No hay duda que la edición 37 de la Copa Mundial Yucatán es el torneo de las sorpresas, y también del asalto de las adolescentes.
Dos jugadoras de apenas 16 años se convirtieron en las primeras semifinalistas, en un campeonato en que el límite de edad es 18, incluso a veces lo disputaban tenistas que llegaban rozando los 19.
Ahora ese estereotipo ha cambiado. Lo reafirmaron este viernes las jovencitas Tereza Krejcova y Alena Kovackova, quienes, con mucha clase, sortearon los cuartos de final. La primera venció a la estadounidense Anita Tu, de 15 años, con sets de 6-1 y 6-2, y la segunda dejó fuera a la última latinoamericana con vida, la argentina Luna María Cinalli, con doble 6-2.
Entre las 32 de la siembra, 15 jugadoras se registraron de entre 16 y menores, todas con ranking de 110 para abajo.
Dominan el panorama en ese rubro las jugadoras de República Checa. Cuatro tenistas de ese país están entre 14 y 16 años y van del 19 al 28 del mundo.
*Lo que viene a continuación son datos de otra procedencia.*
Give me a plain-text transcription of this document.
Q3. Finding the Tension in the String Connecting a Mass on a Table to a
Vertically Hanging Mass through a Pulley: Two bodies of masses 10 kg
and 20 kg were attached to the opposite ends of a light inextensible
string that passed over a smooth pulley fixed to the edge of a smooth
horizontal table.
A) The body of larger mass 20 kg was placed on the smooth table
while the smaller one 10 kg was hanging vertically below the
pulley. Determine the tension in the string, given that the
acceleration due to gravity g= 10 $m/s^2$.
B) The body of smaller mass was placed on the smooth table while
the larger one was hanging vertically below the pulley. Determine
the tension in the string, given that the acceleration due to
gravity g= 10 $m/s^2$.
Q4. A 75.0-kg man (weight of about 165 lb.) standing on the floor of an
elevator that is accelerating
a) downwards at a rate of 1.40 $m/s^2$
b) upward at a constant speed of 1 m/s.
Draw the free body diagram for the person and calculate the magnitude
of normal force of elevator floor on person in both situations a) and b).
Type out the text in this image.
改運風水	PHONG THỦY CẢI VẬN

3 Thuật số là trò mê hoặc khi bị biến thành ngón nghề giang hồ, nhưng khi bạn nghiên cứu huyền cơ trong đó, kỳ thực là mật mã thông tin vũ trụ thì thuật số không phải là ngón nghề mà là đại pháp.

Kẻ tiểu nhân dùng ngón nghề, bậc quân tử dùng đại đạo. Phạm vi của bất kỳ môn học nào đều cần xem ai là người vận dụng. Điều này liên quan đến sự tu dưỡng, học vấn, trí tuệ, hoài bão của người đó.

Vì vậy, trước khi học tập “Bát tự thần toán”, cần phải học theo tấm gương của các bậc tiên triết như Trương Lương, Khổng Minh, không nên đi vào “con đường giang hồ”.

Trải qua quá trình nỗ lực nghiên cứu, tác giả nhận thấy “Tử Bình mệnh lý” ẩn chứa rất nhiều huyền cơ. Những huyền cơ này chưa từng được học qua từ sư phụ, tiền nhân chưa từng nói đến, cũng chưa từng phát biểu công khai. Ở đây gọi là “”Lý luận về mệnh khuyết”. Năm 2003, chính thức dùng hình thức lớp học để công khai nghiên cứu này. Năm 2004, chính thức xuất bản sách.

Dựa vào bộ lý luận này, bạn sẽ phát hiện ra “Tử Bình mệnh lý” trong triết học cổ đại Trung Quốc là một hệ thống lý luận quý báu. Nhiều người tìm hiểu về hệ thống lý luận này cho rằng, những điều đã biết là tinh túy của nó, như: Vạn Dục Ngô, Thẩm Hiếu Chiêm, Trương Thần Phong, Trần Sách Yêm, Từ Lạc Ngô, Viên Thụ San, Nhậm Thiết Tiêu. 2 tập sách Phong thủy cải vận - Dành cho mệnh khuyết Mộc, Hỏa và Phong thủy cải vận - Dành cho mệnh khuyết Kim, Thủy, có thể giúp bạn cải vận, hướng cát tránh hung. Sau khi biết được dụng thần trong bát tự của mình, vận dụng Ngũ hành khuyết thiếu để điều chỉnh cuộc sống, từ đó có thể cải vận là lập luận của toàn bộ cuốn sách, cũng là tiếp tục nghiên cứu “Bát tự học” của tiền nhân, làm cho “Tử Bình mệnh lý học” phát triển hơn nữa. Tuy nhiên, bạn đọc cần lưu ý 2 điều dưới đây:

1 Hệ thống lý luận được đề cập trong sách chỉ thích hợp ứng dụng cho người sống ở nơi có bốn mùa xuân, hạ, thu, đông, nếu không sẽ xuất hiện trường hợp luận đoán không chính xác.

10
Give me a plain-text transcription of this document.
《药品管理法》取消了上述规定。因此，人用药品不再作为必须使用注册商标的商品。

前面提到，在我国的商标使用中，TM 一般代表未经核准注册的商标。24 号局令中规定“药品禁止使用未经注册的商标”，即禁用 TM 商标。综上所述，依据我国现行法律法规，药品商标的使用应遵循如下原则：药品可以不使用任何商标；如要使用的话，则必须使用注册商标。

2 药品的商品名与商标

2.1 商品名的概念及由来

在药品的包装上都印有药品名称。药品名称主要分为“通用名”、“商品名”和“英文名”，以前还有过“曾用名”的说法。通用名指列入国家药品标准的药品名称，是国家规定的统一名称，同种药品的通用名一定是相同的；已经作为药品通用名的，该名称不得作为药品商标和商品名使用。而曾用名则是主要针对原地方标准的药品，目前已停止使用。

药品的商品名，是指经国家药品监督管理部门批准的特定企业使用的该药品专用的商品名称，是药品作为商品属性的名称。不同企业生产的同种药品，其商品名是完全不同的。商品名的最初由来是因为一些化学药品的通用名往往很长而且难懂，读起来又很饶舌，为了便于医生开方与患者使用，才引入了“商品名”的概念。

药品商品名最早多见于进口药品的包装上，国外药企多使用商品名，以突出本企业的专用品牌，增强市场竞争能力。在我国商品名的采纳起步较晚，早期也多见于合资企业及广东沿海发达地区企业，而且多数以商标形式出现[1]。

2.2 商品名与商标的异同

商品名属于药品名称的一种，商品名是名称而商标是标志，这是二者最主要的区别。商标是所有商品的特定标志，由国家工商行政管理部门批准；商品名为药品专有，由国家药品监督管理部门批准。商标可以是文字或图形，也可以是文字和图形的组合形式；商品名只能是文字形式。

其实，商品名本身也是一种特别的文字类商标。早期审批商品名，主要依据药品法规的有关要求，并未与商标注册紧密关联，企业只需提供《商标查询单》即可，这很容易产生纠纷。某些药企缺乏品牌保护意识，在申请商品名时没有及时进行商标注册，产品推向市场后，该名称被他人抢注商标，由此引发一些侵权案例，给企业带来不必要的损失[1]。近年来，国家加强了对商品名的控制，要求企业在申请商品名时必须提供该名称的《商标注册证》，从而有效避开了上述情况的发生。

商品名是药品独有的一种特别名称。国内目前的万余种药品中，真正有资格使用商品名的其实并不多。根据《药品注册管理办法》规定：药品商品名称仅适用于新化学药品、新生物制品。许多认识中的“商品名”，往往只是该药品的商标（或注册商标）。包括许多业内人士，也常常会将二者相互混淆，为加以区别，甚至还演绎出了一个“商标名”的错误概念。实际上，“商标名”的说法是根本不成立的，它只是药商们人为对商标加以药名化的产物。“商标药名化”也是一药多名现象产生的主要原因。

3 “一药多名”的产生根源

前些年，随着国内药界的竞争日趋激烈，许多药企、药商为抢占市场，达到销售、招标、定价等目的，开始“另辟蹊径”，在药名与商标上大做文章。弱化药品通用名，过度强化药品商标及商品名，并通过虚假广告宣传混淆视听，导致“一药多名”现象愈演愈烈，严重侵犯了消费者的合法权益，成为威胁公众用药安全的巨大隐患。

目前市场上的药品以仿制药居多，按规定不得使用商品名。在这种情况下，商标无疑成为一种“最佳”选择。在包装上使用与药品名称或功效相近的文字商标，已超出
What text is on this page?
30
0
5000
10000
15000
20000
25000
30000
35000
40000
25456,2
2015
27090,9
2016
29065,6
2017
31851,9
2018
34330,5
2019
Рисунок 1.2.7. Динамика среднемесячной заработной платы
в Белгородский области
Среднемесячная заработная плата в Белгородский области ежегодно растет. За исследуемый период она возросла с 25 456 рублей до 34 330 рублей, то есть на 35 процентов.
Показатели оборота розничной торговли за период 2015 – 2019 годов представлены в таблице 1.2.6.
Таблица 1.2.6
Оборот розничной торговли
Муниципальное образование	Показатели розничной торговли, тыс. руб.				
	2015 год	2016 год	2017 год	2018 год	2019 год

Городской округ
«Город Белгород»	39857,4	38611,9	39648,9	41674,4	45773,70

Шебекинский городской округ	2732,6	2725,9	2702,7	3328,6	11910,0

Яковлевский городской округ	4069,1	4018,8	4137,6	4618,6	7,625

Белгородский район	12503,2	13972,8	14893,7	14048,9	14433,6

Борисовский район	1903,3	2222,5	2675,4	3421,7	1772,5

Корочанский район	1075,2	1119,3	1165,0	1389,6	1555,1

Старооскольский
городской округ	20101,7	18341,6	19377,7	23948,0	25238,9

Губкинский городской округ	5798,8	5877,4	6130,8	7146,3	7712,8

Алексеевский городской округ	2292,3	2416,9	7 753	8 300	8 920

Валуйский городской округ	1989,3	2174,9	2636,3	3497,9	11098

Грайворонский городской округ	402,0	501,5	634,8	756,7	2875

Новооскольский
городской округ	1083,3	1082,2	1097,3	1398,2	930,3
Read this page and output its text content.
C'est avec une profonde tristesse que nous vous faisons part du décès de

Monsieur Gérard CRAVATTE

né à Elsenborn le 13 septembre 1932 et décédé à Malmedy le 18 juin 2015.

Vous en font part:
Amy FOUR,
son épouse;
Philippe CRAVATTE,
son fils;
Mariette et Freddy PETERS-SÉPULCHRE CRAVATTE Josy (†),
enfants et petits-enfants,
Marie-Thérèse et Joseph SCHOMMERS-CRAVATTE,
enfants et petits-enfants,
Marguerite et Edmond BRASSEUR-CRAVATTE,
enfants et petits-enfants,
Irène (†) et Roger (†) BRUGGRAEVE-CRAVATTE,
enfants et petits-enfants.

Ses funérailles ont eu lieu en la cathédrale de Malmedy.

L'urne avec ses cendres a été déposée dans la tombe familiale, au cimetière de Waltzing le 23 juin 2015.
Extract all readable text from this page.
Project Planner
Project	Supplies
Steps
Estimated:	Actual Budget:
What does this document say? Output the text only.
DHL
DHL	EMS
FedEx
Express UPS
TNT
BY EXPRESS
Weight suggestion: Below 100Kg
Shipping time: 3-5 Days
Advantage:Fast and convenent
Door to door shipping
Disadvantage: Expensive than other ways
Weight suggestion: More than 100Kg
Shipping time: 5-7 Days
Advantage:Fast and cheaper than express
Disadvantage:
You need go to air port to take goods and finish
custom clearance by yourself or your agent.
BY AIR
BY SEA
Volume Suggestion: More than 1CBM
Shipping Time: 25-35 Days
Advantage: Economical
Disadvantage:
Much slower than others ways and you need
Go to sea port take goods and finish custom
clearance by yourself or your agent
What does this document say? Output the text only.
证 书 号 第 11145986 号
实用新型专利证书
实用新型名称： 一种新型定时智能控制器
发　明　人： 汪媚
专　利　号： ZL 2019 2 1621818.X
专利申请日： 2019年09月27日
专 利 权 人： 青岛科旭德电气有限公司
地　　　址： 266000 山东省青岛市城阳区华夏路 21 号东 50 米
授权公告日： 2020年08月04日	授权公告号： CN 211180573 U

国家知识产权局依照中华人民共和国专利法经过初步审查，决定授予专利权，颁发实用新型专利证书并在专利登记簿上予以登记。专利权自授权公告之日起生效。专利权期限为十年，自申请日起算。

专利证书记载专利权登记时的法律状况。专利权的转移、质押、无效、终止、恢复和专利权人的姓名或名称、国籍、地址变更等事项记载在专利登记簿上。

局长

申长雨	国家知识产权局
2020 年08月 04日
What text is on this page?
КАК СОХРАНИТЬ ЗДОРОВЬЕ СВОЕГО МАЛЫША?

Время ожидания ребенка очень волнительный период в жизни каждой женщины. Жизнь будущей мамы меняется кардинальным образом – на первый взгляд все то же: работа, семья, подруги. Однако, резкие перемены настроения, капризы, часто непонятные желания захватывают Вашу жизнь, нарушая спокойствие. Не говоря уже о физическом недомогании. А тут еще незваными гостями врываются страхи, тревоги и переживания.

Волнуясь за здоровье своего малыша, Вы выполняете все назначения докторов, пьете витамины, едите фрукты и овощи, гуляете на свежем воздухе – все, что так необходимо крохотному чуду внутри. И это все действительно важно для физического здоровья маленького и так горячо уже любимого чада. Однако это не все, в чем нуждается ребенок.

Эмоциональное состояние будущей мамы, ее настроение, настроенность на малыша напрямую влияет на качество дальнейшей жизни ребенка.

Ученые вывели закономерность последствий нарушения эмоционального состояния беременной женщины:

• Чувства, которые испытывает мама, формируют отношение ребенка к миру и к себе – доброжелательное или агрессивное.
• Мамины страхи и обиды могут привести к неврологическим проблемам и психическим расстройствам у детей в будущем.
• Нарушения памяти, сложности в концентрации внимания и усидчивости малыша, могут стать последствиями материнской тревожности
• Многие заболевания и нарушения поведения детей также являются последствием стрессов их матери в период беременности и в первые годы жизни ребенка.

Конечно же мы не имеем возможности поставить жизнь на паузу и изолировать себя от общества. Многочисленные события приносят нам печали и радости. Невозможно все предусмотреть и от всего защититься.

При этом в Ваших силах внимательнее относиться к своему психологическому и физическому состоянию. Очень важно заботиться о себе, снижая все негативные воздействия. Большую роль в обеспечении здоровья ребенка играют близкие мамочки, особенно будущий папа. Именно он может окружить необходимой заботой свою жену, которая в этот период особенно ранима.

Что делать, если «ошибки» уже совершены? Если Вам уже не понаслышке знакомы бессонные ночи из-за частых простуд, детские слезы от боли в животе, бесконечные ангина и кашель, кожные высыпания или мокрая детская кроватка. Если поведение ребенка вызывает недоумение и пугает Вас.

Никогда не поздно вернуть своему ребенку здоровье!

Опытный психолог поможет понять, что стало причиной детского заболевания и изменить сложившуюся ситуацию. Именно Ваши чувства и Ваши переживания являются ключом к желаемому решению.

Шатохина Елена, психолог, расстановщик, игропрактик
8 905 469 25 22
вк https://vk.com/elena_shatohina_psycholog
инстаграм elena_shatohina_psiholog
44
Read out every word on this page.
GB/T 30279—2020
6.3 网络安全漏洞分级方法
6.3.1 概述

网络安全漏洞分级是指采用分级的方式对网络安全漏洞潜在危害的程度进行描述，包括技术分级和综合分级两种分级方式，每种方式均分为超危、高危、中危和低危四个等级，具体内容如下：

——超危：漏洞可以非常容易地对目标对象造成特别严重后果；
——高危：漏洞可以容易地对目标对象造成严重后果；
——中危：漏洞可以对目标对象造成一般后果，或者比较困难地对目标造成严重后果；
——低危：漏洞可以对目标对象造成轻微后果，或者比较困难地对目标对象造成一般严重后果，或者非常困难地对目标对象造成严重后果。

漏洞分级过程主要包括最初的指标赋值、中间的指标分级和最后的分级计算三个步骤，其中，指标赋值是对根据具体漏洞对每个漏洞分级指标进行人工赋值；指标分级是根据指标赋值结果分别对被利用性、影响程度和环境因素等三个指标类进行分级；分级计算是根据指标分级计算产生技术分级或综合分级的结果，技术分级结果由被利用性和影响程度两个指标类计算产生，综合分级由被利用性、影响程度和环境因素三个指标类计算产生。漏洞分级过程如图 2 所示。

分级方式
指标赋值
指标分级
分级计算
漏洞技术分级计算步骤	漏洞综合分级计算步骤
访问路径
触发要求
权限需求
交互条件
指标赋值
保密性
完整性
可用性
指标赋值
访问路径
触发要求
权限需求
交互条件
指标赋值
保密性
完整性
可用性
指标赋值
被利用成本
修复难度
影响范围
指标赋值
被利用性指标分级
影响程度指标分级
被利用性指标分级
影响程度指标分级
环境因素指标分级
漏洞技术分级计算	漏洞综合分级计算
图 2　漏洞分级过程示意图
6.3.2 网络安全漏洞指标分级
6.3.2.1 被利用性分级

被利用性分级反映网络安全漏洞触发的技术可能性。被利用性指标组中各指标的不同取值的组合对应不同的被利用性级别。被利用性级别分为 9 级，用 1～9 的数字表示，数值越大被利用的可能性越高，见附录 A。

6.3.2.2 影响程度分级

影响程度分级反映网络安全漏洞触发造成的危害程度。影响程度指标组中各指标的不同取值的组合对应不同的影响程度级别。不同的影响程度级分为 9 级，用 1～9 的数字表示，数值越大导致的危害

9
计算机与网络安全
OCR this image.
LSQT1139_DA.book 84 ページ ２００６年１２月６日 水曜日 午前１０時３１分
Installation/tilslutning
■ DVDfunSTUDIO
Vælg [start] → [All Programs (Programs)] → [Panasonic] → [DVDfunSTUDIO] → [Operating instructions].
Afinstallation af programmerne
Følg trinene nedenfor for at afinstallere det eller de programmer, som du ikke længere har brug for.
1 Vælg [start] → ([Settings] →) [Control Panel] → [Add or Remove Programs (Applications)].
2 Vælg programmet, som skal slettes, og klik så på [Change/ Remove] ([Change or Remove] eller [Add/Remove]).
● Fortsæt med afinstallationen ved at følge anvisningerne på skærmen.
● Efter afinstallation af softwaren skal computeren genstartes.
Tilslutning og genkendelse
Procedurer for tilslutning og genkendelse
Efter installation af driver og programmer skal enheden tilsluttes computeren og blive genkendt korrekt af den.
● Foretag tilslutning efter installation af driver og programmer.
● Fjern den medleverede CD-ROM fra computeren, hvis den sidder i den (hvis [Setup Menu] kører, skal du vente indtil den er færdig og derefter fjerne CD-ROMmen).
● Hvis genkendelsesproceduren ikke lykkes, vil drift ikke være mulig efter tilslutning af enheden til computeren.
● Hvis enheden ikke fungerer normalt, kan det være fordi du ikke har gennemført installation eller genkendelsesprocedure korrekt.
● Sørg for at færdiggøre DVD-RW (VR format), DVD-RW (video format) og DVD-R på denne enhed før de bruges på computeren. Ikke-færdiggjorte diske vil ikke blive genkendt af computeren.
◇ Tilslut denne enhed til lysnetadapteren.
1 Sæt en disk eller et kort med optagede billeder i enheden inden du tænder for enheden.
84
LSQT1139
Las gemelas Kristina (10a.) y Annika Penickova (46) tienen a 15 años.
“Sorprendente el rápido crecimiento de las jugadoras”, dice Jorge Haro Giffenig, director del comité organizador.
Tiene todo esto sus razones. Una, comenta Luis Enrique “Araña” Herrera, ahora entrenador y antes jugadoras mexicano de élite, es porque el desarrollo de las niñas llega antes que el de los varones.
“Están jugando cada vez de menor edad y muy bien. Aquí están mostrando nivel, la Copa Yucatán armó un gran draw en niñas y niños. Y si se ve, los varones juegan un poco más, hasta los 18. En las mujeres es menos”, comenta el vencedor de Jimmy Connors en Wimbledon.
La más joven de todas es la brasileña Victoria Lucas Barros, de 14 años de edad (portada del Diario en la edición dominical).
Ya tuvo sus primeros Challenger ITF antes de venir a Mérida, y en la Copa Yucatán está jugando hasta semifinales de dobles en pareja con la que fue número uno en singles, la serbia Teodora Kostovic.